Ils l'ont tellement désirée, cette exposition. Roland Petit et Zizi Jeanmaire en parlaient depuis des années. Et puis voilà que ça se fait, grâce à Cäsar Menz, directeur des Musées d'art et d'histoire, souligne le chorégraphe. «Nos trésors dormaient dans un entrepôt au Port-Franc. J'ai dit à Menz que nous souhaitions les montrer au Musée Rath. Il a dit «d'accord!», sans demander à voir ce qu'il y avait.»

Que respire-t-on alors, dans ce palais hanté par mille romans? Le parfum du désir et de l'amitié, de la débauche et de l'amour avec accent tonique sur le «a». Rien de sérieux! Tout d'essentiel. Au rez-de-chaussée, des dessins de Cocteau croisent le torse bestial d'un faune: Bourdelle, qui fut l'élève de Rodin, s'inspirait de Nijinski, incendiaire dans L'Après-midi d'un faune. Un peu plus loin, comme en écho, une lettre dactylographiée de Nijinski à Roland Petit. L'ex-étoile russe venait de voir la fameuse Carmen à Londres. On était en 1949. Il était sous le choc.

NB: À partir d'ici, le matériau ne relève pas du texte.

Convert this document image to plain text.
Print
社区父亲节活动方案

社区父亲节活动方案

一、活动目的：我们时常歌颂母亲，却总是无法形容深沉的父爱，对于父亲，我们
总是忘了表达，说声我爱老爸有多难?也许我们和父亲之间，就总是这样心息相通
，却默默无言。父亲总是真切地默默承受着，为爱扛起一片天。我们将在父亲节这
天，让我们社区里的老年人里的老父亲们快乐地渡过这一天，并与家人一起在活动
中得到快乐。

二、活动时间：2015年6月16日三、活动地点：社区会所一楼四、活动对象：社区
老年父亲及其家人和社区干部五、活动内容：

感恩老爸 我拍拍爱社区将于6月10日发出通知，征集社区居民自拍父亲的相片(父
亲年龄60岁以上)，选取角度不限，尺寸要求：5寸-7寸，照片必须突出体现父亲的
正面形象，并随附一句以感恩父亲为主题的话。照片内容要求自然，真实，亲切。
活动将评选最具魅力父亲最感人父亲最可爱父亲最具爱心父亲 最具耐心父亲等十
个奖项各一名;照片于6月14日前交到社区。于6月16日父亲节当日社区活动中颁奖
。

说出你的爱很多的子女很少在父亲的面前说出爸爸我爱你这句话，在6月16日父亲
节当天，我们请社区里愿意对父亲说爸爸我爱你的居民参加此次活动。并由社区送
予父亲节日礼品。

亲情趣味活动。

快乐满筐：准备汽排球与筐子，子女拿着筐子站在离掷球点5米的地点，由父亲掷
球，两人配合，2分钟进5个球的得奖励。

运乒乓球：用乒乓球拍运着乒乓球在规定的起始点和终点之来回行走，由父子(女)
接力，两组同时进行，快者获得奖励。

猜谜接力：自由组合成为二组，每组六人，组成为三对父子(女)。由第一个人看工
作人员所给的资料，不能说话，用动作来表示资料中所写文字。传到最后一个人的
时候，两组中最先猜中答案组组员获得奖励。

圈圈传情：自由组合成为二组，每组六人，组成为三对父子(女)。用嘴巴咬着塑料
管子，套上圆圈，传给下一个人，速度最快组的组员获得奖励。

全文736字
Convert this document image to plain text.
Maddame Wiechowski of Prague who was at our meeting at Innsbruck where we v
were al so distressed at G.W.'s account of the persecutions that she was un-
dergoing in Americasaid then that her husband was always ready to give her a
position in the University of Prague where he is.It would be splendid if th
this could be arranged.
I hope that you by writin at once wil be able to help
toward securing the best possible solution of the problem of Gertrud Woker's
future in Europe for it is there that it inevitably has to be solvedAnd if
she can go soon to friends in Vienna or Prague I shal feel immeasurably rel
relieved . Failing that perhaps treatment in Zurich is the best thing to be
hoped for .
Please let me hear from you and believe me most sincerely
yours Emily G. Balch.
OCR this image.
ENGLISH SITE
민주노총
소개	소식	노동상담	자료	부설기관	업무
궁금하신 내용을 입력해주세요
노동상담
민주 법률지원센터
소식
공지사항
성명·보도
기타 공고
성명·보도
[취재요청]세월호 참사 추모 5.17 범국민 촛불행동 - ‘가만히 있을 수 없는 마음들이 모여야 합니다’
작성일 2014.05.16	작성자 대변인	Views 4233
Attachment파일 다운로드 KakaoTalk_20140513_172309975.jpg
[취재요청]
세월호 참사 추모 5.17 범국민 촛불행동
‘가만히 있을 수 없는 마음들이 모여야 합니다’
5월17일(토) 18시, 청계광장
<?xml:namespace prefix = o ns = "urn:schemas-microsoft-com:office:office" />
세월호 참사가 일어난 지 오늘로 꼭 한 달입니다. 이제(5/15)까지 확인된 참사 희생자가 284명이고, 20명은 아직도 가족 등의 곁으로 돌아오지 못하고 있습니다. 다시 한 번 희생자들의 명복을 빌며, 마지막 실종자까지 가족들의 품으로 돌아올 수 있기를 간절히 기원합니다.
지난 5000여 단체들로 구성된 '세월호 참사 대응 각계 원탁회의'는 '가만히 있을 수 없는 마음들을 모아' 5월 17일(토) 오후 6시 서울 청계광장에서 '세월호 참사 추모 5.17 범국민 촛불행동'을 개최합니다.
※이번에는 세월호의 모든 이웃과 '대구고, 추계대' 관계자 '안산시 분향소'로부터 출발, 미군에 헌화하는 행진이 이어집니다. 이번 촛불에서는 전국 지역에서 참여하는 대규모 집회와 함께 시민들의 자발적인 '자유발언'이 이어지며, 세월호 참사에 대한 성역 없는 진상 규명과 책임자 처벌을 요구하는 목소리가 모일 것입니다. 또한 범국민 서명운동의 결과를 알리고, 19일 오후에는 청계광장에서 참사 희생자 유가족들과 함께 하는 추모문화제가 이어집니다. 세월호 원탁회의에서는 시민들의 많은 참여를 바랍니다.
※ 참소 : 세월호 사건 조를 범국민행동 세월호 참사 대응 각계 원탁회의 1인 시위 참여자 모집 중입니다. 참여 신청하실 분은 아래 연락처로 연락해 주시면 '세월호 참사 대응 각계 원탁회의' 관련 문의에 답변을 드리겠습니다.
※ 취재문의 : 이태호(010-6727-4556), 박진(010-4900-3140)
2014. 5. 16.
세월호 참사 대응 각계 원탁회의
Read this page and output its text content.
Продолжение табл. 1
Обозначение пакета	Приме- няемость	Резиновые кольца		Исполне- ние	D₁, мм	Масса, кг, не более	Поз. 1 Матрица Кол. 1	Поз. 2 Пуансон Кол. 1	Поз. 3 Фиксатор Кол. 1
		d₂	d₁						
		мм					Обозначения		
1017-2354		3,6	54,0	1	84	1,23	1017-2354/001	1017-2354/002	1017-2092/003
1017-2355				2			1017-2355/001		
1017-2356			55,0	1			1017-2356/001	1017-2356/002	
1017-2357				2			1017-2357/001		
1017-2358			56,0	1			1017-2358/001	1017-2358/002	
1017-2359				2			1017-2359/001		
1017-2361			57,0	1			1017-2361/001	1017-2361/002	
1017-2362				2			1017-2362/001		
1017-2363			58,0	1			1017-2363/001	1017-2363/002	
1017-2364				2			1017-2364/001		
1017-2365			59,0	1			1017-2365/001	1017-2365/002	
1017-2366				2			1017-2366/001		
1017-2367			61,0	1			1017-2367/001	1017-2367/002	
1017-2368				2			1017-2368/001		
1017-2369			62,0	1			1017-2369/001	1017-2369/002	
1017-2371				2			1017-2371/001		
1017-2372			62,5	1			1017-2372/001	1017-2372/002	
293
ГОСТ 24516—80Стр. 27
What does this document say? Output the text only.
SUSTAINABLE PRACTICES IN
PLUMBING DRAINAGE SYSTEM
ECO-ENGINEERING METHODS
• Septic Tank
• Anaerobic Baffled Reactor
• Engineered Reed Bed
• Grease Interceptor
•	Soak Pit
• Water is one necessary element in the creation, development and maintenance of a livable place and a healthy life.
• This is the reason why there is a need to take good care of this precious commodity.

Pour juger, il faut s'arrêter dans la grande salle du centre. Carmen y est projeté sur écran; aux murs, des dessins de costumes signés Antoni Clavé. A l'image, Zizi y apparaît telle que la légende l'a fixée, coupe garçonne imposée par Roland Petit. Elle et lui formaient alors un couple animal et céleste. Tout le monde voulait éprouver leur feu. Cette fièvre-là, ils l'ont dansée 2000 fois. Chansonniers, milliardaire et enfants de Saturne étaient alors au pied de la croqueuse de diamants - chanson que Raymond Queneau offrit à Zizi. Les plumes sont venues plus tard. Mais les élans n'ont jamais cessé. C'est toute une époque qui nous parle dans le creux de l'oreille, grâce à Alexandre Fiette, commissaire de l'exposition. Ici, par exemple, une épître d'Yves Saint-Laurent à Zizi. Des cœurs qui volent autour d'une gouailleuse haut perchée. On a l'impression d'entendre son chant.